Business models however seem to play an important role in success and failure of Internet based companies. The reason many firms failed during the dot com bust is primarily due to the rash, impractical business models that they employed. However, failures and successes in the early days of e-commerce have been the reference for success in future.
But firms operating today have an advantage; they have strategies and can draw on past experience in order to minimise the risks associated with experimenting and operating in uncertainty.
As predicted in The Economist's 1997 survey "...lessons have been for the firms that lost millions identifying dead ends in electronic commerce, their bloodstained maps will be the guides to tomorrow's online marketplace."

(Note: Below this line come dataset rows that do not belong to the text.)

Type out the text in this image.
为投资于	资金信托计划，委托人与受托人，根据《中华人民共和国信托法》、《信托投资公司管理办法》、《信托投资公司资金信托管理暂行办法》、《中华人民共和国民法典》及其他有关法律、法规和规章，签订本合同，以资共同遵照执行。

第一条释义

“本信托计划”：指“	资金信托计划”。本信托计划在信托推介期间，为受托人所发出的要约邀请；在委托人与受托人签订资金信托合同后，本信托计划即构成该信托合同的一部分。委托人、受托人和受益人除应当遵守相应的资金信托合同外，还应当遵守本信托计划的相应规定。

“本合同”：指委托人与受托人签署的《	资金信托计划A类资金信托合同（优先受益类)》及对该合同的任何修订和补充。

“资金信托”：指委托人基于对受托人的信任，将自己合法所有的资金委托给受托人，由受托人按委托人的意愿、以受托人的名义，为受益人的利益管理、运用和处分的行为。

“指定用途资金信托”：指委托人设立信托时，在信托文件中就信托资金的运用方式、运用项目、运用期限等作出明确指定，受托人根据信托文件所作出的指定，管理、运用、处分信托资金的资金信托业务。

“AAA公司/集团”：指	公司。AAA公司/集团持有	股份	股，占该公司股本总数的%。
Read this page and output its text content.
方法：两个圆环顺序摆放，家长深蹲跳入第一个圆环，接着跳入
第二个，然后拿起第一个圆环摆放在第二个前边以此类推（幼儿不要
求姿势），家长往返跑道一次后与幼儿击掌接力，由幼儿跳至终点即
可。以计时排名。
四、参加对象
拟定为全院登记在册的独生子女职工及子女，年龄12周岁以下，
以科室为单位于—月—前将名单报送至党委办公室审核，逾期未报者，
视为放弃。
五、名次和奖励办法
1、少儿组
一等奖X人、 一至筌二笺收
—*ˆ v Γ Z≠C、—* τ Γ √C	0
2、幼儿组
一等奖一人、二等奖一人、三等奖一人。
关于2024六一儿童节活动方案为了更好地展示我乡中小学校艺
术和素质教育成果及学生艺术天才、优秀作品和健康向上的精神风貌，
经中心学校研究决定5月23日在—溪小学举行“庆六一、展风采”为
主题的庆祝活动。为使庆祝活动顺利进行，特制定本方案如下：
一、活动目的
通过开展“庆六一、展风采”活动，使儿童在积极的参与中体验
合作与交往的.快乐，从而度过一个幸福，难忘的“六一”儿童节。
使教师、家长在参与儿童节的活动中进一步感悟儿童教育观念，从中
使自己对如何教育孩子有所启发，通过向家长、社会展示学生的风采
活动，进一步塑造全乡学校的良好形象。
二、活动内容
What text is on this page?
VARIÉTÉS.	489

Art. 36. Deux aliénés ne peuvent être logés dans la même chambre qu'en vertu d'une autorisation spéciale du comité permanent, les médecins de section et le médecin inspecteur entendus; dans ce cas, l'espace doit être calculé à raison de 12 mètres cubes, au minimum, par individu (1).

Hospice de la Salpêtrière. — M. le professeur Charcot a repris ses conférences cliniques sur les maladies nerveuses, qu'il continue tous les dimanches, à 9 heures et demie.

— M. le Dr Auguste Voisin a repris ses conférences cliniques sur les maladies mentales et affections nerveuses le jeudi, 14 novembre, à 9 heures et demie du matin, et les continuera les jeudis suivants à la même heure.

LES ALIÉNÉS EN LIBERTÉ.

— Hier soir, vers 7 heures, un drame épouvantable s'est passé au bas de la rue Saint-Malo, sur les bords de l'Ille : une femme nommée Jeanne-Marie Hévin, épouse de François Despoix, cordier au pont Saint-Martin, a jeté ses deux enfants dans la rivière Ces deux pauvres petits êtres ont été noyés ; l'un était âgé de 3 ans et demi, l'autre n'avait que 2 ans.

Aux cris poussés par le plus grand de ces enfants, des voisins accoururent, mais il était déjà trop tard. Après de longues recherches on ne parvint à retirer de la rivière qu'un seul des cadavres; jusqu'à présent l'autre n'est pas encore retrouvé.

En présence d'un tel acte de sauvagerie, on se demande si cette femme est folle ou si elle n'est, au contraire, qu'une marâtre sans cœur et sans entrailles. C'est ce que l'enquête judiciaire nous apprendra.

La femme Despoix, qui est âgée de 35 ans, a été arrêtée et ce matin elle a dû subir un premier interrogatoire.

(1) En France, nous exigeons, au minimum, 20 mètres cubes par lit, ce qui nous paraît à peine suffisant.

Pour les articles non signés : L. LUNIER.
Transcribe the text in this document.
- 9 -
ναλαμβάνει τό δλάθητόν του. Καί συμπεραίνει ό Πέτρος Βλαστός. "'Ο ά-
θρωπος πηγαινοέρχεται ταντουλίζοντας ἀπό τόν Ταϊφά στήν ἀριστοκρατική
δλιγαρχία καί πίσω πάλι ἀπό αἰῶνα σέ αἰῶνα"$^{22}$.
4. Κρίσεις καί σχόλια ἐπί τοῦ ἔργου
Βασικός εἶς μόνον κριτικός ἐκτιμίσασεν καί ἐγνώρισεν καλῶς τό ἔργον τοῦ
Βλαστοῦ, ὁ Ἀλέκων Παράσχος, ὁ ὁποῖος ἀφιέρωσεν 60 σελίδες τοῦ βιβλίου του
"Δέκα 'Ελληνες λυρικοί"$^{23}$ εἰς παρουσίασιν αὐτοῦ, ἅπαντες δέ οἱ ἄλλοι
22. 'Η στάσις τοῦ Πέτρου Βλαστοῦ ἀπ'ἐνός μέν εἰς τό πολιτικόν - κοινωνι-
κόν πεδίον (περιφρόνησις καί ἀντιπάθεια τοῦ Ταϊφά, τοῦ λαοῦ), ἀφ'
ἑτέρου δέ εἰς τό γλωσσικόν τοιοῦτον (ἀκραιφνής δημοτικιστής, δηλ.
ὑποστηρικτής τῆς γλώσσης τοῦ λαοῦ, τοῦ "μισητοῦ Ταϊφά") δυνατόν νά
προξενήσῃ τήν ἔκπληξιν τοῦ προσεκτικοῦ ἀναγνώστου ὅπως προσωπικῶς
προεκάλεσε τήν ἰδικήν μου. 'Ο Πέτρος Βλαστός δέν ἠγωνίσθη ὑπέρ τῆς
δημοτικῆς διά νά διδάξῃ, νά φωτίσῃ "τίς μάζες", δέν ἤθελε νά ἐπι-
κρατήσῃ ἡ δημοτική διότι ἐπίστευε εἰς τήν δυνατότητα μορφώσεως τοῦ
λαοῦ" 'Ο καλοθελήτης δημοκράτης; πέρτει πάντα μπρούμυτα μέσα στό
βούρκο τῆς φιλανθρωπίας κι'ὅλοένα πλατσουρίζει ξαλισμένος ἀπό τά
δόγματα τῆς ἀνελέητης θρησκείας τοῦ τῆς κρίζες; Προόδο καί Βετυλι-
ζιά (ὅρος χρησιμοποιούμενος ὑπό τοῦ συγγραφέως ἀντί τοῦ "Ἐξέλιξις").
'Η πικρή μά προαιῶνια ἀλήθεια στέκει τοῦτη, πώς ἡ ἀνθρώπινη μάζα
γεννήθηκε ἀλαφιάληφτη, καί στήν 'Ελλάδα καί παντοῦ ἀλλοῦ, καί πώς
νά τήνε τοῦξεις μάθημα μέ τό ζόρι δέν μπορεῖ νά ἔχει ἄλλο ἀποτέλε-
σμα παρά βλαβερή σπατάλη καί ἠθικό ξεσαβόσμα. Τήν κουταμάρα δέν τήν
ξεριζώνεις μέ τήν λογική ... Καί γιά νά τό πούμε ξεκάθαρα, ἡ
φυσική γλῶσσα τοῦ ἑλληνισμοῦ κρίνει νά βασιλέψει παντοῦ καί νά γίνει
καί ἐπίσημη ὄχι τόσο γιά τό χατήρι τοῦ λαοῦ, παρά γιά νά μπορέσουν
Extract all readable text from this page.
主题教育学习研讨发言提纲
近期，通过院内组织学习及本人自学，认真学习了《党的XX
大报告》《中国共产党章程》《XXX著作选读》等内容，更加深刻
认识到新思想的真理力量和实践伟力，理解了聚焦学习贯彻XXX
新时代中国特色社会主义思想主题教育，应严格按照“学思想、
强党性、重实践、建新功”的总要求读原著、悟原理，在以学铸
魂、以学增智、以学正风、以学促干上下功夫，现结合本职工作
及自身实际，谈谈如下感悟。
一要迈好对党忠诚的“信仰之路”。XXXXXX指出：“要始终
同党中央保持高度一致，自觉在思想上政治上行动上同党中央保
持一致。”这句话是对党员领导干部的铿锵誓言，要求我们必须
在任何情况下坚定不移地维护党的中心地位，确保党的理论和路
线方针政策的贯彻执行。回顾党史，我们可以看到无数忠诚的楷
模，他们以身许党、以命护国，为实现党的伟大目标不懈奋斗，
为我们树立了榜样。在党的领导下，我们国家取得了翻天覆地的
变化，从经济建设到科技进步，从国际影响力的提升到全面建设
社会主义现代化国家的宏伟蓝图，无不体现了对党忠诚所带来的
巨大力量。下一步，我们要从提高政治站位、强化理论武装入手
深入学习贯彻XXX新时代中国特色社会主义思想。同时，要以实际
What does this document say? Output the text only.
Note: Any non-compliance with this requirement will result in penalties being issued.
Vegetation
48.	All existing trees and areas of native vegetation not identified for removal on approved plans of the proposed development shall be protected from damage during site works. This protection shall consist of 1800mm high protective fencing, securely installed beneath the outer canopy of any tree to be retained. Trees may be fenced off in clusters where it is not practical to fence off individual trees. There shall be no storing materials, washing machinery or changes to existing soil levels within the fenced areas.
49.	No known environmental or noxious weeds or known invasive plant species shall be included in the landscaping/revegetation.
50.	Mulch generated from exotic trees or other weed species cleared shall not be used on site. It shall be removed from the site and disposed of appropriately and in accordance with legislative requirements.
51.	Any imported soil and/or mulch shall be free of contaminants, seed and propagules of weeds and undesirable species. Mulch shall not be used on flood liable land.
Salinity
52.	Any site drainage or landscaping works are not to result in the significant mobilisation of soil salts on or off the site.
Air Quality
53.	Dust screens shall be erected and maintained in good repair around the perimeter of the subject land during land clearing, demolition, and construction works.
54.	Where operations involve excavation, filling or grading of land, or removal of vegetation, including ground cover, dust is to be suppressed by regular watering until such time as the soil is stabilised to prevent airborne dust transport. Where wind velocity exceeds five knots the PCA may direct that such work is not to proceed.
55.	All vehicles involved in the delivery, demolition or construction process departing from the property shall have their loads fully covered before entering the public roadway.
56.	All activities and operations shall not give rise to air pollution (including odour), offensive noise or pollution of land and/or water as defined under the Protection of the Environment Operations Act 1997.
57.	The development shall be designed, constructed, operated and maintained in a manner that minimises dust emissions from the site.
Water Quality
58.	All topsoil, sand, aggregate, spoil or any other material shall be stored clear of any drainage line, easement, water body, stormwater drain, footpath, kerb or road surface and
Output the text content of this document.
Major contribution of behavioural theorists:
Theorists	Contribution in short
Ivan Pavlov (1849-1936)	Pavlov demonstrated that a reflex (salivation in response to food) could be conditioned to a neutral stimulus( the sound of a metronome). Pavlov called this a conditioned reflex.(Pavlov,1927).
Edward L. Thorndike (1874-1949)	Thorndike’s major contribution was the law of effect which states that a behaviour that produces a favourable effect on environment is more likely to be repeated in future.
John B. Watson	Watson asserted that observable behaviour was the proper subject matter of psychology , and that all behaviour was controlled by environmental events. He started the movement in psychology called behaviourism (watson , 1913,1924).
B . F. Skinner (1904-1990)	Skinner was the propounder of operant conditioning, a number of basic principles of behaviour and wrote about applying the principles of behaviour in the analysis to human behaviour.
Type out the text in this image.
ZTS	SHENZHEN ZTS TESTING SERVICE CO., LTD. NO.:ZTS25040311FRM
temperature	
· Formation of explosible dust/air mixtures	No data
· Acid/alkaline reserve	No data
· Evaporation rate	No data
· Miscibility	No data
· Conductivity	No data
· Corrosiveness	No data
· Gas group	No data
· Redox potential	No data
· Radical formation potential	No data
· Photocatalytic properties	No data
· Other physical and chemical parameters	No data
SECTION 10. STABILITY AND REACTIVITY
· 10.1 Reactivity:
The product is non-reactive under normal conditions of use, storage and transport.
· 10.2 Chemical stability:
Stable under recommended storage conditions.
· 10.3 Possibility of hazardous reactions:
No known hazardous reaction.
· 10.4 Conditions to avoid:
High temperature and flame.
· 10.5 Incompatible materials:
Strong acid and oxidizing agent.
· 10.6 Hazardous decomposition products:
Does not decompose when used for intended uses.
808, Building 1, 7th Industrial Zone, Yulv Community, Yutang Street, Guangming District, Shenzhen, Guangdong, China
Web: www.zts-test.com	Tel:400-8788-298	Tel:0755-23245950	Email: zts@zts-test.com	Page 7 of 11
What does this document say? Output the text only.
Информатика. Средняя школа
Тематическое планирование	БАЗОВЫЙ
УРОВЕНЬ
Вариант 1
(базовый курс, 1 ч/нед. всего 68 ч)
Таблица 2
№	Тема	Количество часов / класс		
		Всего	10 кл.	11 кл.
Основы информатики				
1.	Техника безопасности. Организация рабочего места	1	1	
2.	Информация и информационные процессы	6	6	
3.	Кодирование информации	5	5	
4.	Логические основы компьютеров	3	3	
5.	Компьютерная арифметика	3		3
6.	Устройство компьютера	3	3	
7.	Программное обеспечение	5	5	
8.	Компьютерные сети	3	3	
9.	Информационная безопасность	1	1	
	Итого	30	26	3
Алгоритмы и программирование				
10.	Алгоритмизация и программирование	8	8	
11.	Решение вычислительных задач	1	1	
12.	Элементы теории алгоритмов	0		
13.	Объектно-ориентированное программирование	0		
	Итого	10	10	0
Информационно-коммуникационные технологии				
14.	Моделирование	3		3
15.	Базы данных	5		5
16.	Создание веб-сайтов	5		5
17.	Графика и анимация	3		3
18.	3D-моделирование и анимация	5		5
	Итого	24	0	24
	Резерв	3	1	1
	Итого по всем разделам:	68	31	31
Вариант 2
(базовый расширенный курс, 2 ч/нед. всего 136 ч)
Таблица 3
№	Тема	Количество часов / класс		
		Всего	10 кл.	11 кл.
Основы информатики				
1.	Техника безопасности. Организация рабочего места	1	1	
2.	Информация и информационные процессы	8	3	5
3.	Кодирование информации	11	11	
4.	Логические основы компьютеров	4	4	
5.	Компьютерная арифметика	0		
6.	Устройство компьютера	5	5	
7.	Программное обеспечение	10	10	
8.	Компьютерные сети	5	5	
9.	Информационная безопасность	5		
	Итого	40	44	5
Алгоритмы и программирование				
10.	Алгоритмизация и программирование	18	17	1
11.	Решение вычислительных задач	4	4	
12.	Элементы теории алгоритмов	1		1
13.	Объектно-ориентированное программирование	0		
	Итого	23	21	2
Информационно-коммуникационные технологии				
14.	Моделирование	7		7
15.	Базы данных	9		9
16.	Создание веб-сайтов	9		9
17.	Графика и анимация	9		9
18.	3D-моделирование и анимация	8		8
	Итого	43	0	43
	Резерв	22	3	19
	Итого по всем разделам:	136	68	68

The arrival of social networking sites, the power of search engines and the idea that the current internet is driven by consumer-generated content - blogs, online forums, etc. - have again interfered with existing practices. This phenomenon has again upset existing e-commerce models, however businesses are responding much quicker. Personalisation, membership, blogs, video sharing are all common features of many of today's e-commerce websites and are being adopted exponentially. The current phenomenon of e-commerce has become more portable, more personal and more collaborative.